Please advise what is the best possible way to seperate tenant's data with each tenant having separate schema/document type requirement?

Thanks,
Rajesh


(Mark Walkom) #2

That custom type is literally just a field and value, there's nothing special about it.


(Rajesh Kishore) #3

so could you pls advise what is the best strategy?


(Mark Walkom) #4

If you want to separate by customer then you will probably need to separate out documents that are not similar, perhaps you will need multiple indices per customer.
If you want to group by document similarity then that would be ok, you just need to manage multi-tenancy with something like Security.

The best solution is one that works for you out of those, they both have pros and cons.


(Rajesh Kishore) #5

But multiple indices per customer , wont affect performance ? and we wont have similar document type per tenant / or across tenant


(Christian Dahlqvist) #6

How many tenants are you expecting? How much control do you have over the data?


(Rajesh Kishore) #7

There can be many because initially we will have lot of free customers. Its not possible as of now to quantify how much as this is the cloud service we are building


(Christian Dahlqvist) #8

As mappings have to be consistent per index, you will need to impose some control on the content and mappings if you want tenants to shard indices. This is usually necessary as having an index per tenant scales badly. Having lots of small indices will result in performance problems.

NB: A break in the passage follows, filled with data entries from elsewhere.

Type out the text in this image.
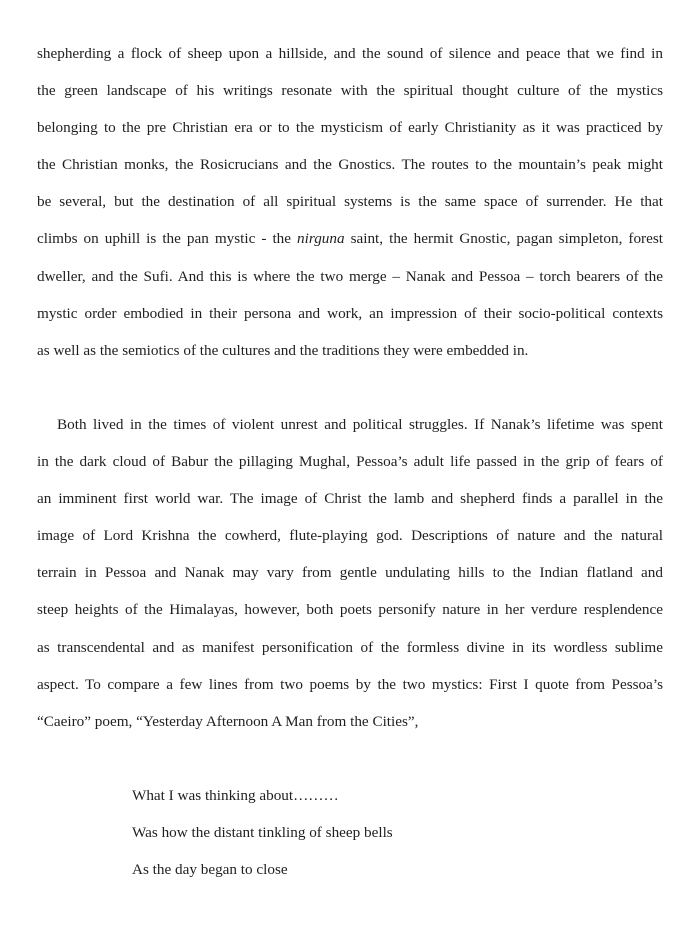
shepherding a flock of sheep upon a hillside, and the sound of silence and peace that we find in
the green landscape of his writings resonate with the spiritual thought culture of the mystics
belonging to the pre Christian era or to the mysticism of early Christianity as it was practiced by
the Christian monks, the Rosicrucians and the Gnostics. The routes to the mountain’s peak might
be several, but the destination of all spiritual systems is the same space of surrender. He that
climbs on uphill is the pan mystic - the nirguna saint, the hermit Gnostic, pagan simpleton, forest
dweller, and the Sufi. And this is where the two merge – Nanak and Pessoa – torch bearers of the
mystic order embodied in their persona and work, an impression of their socio-political contexts
as well as the semiotics of the cultures and the traditions they were embedded in.
Both lived in the times of violent unrest and political struggles. If Nanak’s lifetime was spent
in the dark cloud of Babur the pillaging Mughal, Pessoa’s adult life passed in the grip of fears of
an imminent first world war. The image of Christ the lamb and shepherd finds a parallel in the
image of Lord Krishna the cowherd, flute-playing god. Descriptions of nature and the natural
terrain in Pessoa and Nanak may vary from gentle undulating hills to the Indian flatland and
steep heights of the Himalayas, however, both poets personify nature in her verdure resplendence
as transcendental and as manifest personification of the formless divine in its wordless sublime
aspect. To compare a few lines from two poems by the two mystics: First I quote from Pessoa’s
“Caeiro” poem, “Yesterday Afternoon A Man from the Cities”,
What I was thinking about………
Was how the distant tinkling of sheep bells
As the day began to close
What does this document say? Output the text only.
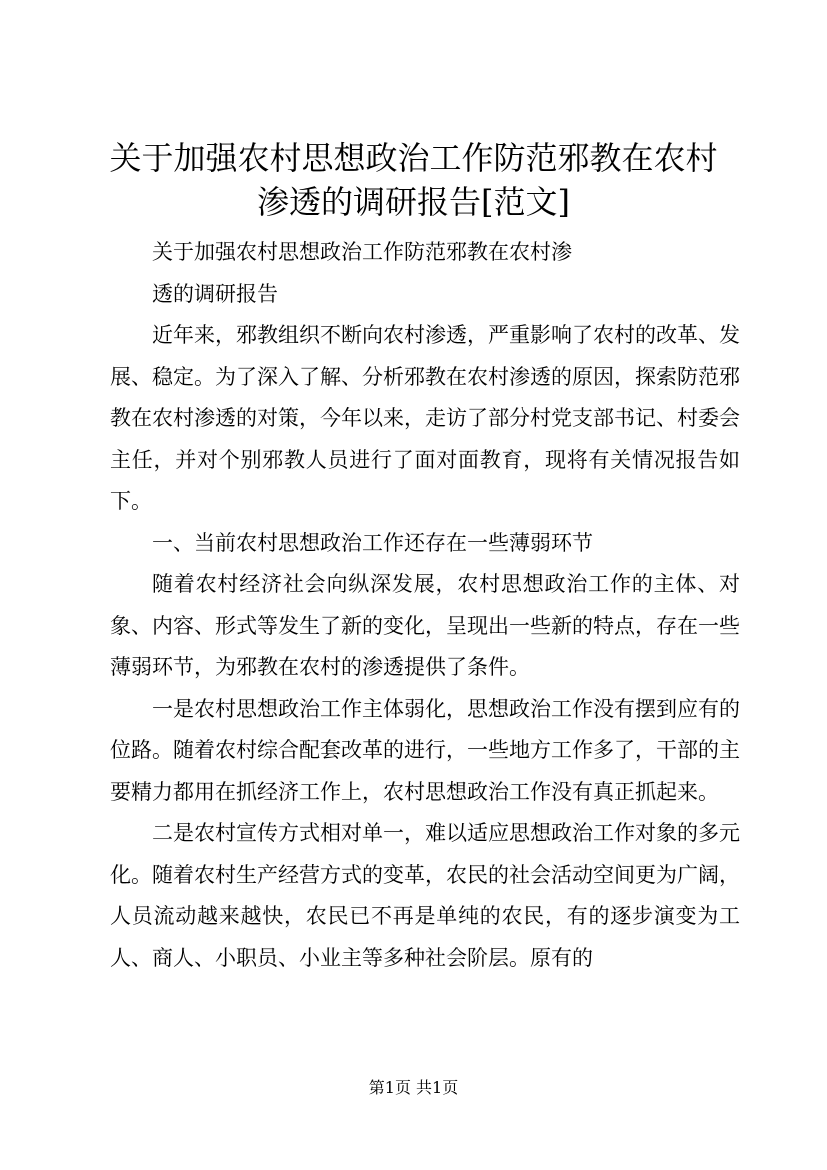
关于加强农村思想政治工作防范邪教在农村渗透的调研报告[范文]

关于加强农村思想政治工作防范邪教在农村渗

透的调研报告

近年来，邪教组织不断向农村渗透，严重影响了农村的改革、发展、稳定。为了深入了解、分析邪教在农村渗透的原因，探索防范邪教在农村渗透的对策，今年以来，走访了部分村党支部书记、村委会主任，并对个别邪教人员进行了面对面教育，现将有关情况报告如下。

一、当前农村思想政治工作还存在一些薄弱环节

随着农村经济社会向纵深发展，农村思想政治工作的主体、对象、内容、形式等发生了新的变化，呈现出一些新的特点，存在一些薄弱环节，为邪教在农村的渗透提供了条件。

一是农村思想政治工作主体弱化，思想政治工作没有摆到应有的位路。随着农村综合配套改革的进行，一些地方工作多了，干部的主要精力都用在抓经济工作上，农村思想政治工作没有真正抓起来。

二是农村宣传方式相对单一，难以适应思想政治工作对象的多元化。随着农村生产经营方式的变革，农民的社会活动空间更为广阔，人员流动越来越快，农民已不再是单纯的农民，有的逐步演变为工人、商人、小职员、小业主等多种社会阶层。原有的

第1页 共1页
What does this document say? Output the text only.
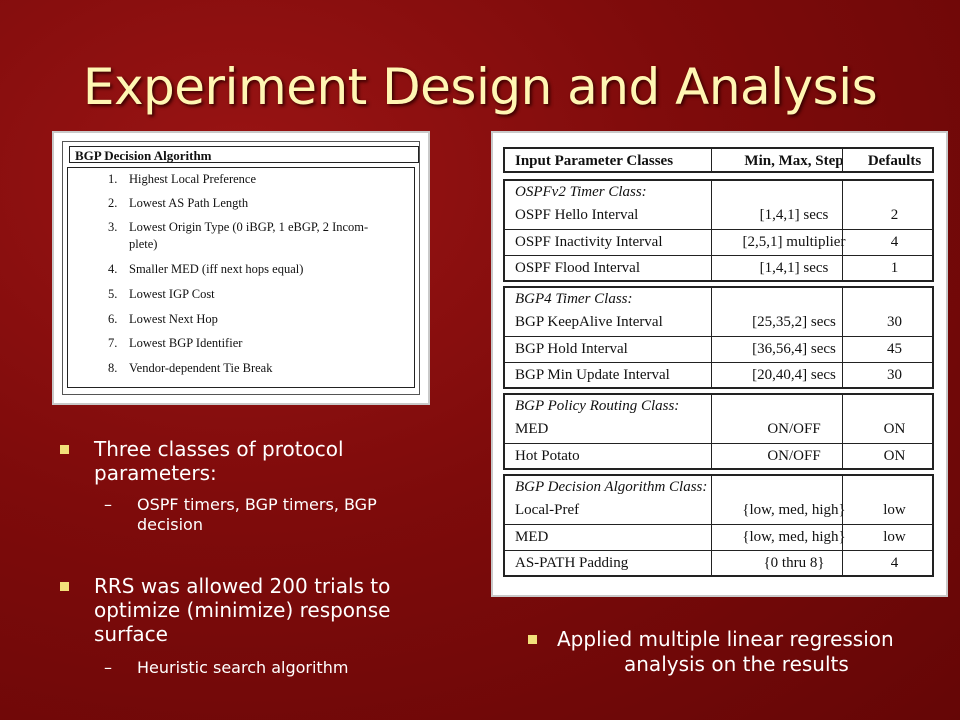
Experiment Design and Analysis
BGP Decision Algorithm
1. Highest Local Preference
2. Lowest AS Path Length
3. Lowest Origin Type (0 iBGP, 1 eBGP, 2 Incom-
plete)
4. Smaller MED (iff next hops equal)
5. Lowest IGP Cost
6. Lowest Next Hop
7. Lowest BGP Identifier
8. Vendor-dependent Tie Break
Input Parameter Classes	Min, Max, Step	Defaults
OSPFv2 Timer Class:
OSPF Hello Interval	[1,4,1] secs	2
OSPF Inactivity Interval	[2,5,1] multiplier	4
OSPF Flood Interval	[1,4,1] secs	1
BGP4 Timer Class:
BGP KeepAlive Interval	[25,35,2] secs	30
BGP Hold Interval	[36,56,4] secs	45
BGP Min Update Interval	[20,40,4] secs	30
BGP Policy Routing Class:
MED	ON/OFF	ON
Hot Potato	ON/OFF	ON
BGP Decision Algorithm Class:
Local-Pref	{low, med, high}	low
MED	{low, med, high}	low
AS-PATH Padding	{0 thru 8}	4
Three classes of protocol
parameters:
– OSPF timers, BGP timers, BGP
decision
RRS was allowed 200 trials to
optimize (minimize) response
surface
– Heuristic search algorithm
Applied multiple linear regression
analysis on the results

There are no easy solutions, but I have seen users place controls on the data and have small users share indices and let a smaller number of larger users have their own.

I have seen users try going with one index per tenant and then deploy this across a lot of small clusters. This reduces the size of the cluster state per cluster but also does not necessarily scale well.


(Rajesh Kishore) #9

Got the idea to some extent, let me put more research on this , I will come back to this. In the meantime, more suggestions are highly appreciated.


(Christian Dahlqvist) #10

This has been asked before, so you may find additional points if you search the forum.


(system) #11

This topic was automatically closed 28 days after the last reply. New replies are no longer allowed.